Nothing in tech feels like more of a bubble than YC demo day. While the average seed deal in 2012 was valued at around $6 million, YC deals are routinely two or three times that expensive.
Hyper-expensive deals are a problem, but not so much so for investors. YC companies could easily be two or three times as likely to be successful as average startups, and as long as investors pick the good startups, they will do well regardless of the terms. YC has not yet proven to be a bubble; investors have done very well with these deals.Instead, the main losers from these inflated valuations are the startup founders. Raising a seed round at a high valuation when you have relatively little traction is risky and damaging, and is generally done for the wrong reasons. Here are the main problems I've seen startups run into when they raise money at very high valuations.
Raising subsequent rounds gets much more difficult
You can usually only raise money on a promise once, and your seed round is the time to do it. This is your opportunity to partner with investors who want to invest in your team, your product, and your market. Investors will give you an implied valuation of millions of dollars in spite of the fact that little to no money is coming into your company.
The next round is not as forgiving. Series A investors do much deeper diligence on your revenues, operational costs, market potential, and key metrics, and they want to invest at a price that is (somewhat) grounded in reality. If you can't show investors serious traction 18 months after your seed round when you run out of money, you will get into trouble. You run the risk of raising a down round at a lower valuation (which brings on all kinds of problems), or not being able to raise more money at all.
Lower quality investors
Top tier investors often pay premiums to invest in good companies because they are actually very good. However, when a given startup artificially inflates its pricing relative to what it should be, it often ends up pushing out those high quality investors who know a good deal when they see one.

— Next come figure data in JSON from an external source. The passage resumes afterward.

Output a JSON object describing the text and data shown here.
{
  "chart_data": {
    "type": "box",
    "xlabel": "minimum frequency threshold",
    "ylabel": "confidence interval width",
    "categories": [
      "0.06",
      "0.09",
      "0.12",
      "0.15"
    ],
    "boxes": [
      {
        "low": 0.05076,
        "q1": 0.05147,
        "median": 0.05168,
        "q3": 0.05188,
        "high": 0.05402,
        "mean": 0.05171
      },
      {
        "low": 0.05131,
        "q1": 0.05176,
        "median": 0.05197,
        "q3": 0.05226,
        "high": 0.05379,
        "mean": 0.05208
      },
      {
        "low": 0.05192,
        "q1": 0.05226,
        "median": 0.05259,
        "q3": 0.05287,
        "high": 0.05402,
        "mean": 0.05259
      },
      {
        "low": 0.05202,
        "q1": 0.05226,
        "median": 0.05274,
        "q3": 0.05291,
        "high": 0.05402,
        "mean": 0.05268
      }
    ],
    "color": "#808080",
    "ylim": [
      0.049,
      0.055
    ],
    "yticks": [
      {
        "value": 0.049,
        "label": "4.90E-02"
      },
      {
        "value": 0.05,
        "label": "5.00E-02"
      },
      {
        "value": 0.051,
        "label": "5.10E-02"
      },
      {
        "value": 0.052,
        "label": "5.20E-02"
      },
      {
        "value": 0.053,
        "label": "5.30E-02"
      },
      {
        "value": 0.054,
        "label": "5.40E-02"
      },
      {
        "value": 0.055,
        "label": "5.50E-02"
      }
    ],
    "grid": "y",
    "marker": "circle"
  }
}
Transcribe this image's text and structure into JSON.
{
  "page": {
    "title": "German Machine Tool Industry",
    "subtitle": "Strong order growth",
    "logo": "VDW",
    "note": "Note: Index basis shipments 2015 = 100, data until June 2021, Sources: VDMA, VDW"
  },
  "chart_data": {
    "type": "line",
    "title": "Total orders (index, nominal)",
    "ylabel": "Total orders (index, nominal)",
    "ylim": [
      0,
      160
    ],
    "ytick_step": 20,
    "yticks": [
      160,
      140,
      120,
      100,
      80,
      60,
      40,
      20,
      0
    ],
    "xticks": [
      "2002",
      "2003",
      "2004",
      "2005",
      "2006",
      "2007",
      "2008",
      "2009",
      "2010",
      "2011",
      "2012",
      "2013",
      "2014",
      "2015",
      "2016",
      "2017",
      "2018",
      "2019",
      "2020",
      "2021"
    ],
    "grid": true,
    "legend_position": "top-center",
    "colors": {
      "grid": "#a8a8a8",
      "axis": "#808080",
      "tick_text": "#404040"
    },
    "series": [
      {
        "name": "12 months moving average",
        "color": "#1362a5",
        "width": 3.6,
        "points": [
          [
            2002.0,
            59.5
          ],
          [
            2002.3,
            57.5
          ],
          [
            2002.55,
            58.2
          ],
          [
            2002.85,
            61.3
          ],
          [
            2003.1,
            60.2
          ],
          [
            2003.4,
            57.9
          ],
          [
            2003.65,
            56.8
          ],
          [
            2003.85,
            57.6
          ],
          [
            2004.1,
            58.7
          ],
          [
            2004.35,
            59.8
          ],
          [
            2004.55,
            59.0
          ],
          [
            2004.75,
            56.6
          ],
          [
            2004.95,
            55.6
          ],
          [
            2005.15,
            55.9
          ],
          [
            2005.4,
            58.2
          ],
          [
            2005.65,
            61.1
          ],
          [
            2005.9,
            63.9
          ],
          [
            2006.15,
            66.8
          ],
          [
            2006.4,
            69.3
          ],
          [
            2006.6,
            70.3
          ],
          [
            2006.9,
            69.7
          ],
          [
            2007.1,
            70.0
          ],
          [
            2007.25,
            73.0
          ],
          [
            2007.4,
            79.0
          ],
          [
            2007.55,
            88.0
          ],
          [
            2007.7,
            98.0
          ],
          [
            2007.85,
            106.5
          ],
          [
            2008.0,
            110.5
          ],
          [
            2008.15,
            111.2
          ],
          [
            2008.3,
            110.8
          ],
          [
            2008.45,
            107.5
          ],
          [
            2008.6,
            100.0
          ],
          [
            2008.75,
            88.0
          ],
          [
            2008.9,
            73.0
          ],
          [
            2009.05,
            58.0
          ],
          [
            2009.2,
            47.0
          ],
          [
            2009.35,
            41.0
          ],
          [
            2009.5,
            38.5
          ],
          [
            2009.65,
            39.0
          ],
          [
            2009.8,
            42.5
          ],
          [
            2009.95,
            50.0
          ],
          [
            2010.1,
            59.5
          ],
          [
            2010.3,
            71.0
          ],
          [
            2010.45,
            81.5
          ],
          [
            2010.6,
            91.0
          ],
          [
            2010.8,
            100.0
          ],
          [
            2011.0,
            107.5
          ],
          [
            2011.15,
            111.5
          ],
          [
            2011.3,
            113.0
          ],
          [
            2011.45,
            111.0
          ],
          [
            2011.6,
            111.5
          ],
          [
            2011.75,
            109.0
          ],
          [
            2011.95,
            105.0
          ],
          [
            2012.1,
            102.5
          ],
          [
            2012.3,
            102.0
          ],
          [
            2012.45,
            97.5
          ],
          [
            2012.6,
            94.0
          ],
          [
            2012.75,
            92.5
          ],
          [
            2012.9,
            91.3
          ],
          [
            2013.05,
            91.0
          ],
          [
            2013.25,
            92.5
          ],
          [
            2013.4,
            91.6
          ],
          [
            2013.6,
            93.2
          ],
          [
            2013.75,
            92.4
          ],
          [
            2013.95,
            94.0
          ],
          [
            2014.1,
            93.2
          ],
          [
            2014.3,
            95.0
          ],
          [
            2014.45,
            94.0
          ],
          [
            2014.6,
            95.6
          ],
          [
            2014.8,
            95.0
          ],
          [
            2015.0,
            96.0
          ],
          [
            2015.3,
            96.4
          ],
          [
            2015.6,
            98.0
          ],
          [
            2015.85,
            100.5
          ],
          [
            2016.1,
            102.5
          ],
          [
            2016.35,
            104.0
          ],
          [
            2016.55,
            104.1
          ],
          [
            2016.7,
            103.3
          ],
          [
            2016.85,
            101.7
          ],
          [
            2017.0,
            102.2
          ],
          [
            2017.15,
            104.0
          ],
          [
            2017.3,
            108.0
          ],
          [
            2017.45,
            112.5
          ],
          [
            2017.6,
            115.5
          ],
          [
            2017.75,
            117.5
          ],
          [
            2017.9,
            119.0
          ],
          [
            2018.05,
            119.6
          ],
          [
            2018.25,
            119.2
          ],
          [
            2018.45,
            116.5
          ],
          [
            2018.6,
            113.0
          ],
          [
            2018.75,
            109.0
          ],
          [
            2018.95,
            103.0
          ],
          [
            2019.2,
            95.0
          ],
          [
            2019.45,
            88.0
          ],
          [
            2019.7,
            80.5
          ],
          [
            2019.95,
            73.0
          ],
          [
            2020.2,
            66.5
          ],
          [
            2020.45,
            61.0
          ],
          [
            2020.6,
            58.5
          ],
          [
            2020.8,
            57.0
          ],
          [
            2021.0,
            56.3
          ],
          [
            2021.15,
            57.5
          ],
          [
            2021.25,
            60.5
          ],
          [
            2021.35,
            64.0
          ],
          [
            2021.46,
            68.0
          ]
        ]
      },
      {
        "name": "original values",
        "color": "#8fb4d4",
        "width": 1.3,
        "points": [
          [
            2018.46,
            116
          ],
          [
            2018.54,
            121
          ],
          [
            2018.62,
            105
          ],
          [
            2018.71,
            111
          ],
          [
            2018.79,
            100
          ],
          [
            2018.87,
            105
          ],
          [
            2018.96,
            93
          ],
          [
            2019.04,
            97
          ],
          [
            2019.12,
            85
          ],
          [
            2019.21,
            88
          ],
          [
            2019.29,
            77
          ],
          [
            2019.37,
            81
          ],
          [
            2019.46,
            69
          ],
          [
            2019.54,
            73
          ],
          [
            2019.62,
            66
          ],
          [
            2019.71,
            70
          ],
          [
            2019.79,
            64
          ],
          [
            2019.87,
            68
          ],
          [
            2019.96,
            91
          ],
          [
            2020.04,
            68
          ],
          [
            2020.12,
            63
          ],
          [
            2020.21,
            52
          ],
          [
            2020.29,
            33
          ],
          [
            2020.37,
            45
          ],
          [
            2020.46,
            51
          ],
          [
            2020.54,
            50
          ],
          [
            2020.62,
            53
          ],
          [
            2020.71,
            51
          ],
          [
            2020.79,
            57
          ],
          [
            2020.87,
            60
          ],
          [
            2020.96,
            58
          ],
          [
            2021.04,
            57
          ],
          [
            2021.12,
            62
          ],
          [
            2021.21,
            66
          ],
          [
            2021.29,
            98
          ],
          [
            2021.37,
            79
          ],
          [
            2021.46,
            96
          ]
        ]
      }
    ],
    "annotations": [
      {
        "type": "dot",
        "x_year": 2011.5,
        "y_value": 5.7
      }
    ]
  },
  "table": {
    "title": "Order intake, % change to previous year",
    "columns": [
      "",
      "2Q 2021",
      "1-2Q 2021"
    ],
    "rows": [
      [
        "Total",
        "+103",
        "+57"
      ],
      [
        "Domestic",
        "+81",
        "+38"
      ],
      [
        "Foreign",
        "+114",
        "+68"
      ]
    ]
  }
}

Another unfortunate consequence is that the investors you do get will be lower quality to you than they would be had you given them a better price. Because they will own a smaller stake in your company and feel less invested, they will be less incentivized to help you.
Waste of time
This is a really important one. Despite how it often seems, a startup CEO's main job is not actually to raise money; it's to lead the company to success. Fundraising is distracting from the important working of building a business, and should be done as quickly as possible.
When founders decide to raise at an obscene valuation, they can spend several weeks or months speaking to investors, and worse, all of their cognitive focus and emotional energy. Picking a reasonable valuation allows you get investors much more quickly so you can get back to building your business.
Some math
Just to drive home how insignificant the seed valuation of a startup is to the founders, here's a quick example.
If a startup raises a million dollars on a $4mm cap convertible note, it gives away 20%; if it raises a million on a $9mm cap note, it gives away 10%. For a founder who owns 30% of the company, we are talking about a difference between diluting down to 24% vs. 27%. *It just won't matter.* There will be a bigger variance in your eventual exit price based on the whims of your acquirer's M&A team that day, so forget about the equity.
Founders aim for high valuations so they can raise more money, suffer less dilution, and enjoy the internal satisfaction (or external competition with other founders) of running a valuable business.